Counting the direct cost of Covid-19 to the UK’s £70bn night time economy was difficult, Kill said. But with most venues taking the “moral decision” to close, “in terms of drop out, that’s [happening] basically straight away”.

An NTIA survey of about 250 cultural and hospitality venues businesses indicates the night time economy in Scotland, which banned large gatherings early, has taken the first hit. It experienced a 35 to 40% drop in business on the weekend of March 15, followed by the North of England at 30 to 40% and East of England at 25 to 35%. The survey did not distinguish between cultural and hospitality venues.

Music Venue Trust has estimated it would cost £11.4m to “protect the supply chain, people’s jobs, homes, and business” and a further £3.7 million a week to maintain the network of more than 600 venues.

Sector organisations have called for the £120m set aside for the Festival of Britain to be reallocated to plug the gap and create a Cultural Sector Hardship Relief Fund. 

Support from within 

Countless initiatives have emerged in recent days to support the sector from within: from crowdfunding campaigns to online networks for imperilled freelancers, arts and cultural organisations have pulled together in this uncertain time. 

Creative Industries Federation is offering six months’ free membership to better liaise with the sector and bolster its numbers as it lobbies the Government for protections. “We are encouraging freelancers – who will be some of the hardest hit – to join us,” the Federation’s announcement says.

Technology suppliers are doing their bit to support the sector. Ticketsolve and Spektrix have been collaborating in the development of a ticketing conversion tool that helps customers donate the value of their tickets to the venue, or claim a refund. This is now available to all cultural organisations, regardless of which ticketing system they use.
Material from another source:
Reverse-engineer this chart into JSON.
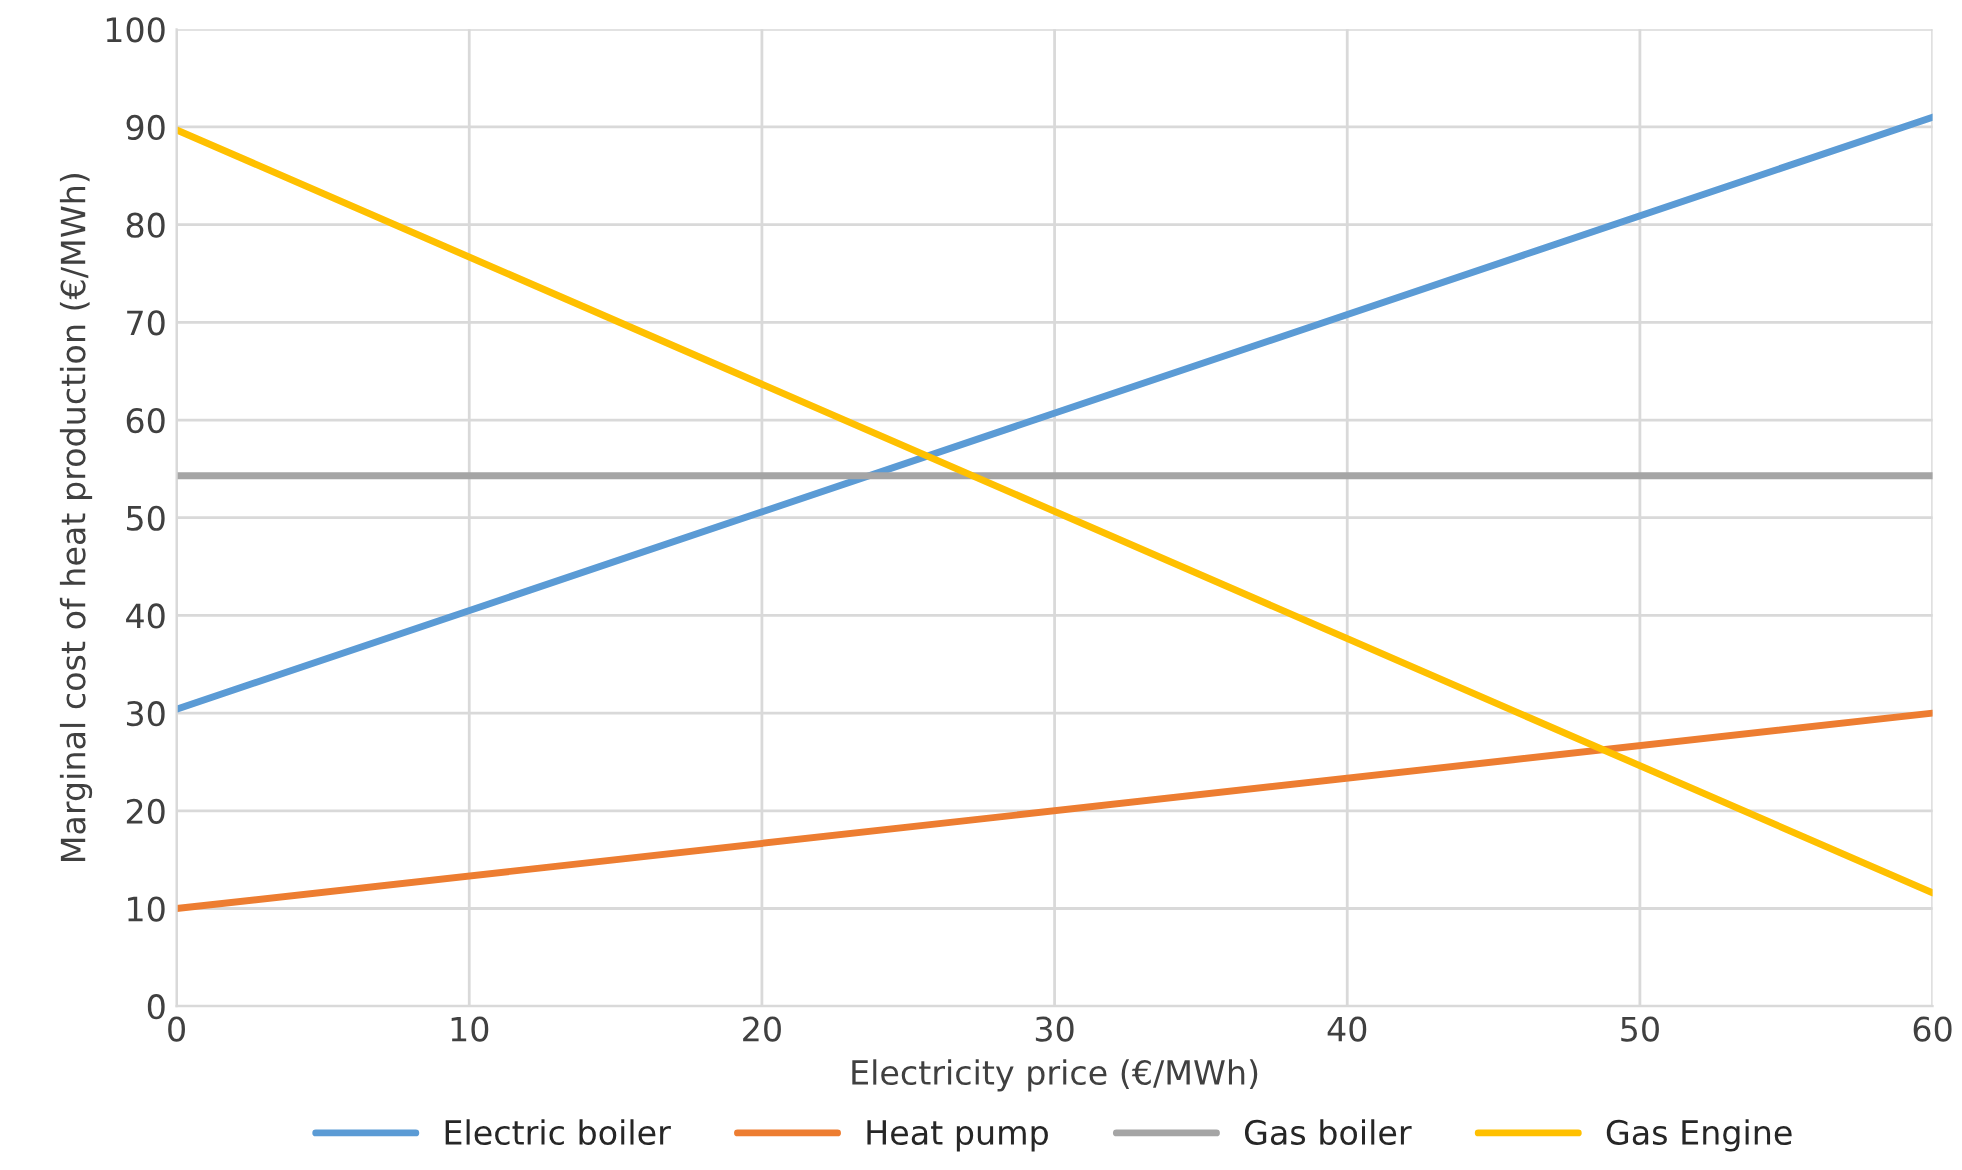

Ticketing platforms like TicketSource are waiving refund handling fees normally paid by venues and organisers are encouraging ticketholders to forfeit refunds altogether. 

Individual organisations are striving to pay staff and contractors when they can. Gateshead’s Gem Arts, which has cancelled its 2020 Masala Festival, is among many that says they have it has honoured its contracts with freelance artists regardless. Coventry theatre company Talking Birds is paying all contracted freelancers and giving £100 to those it had planned to book for gigs in the coming months.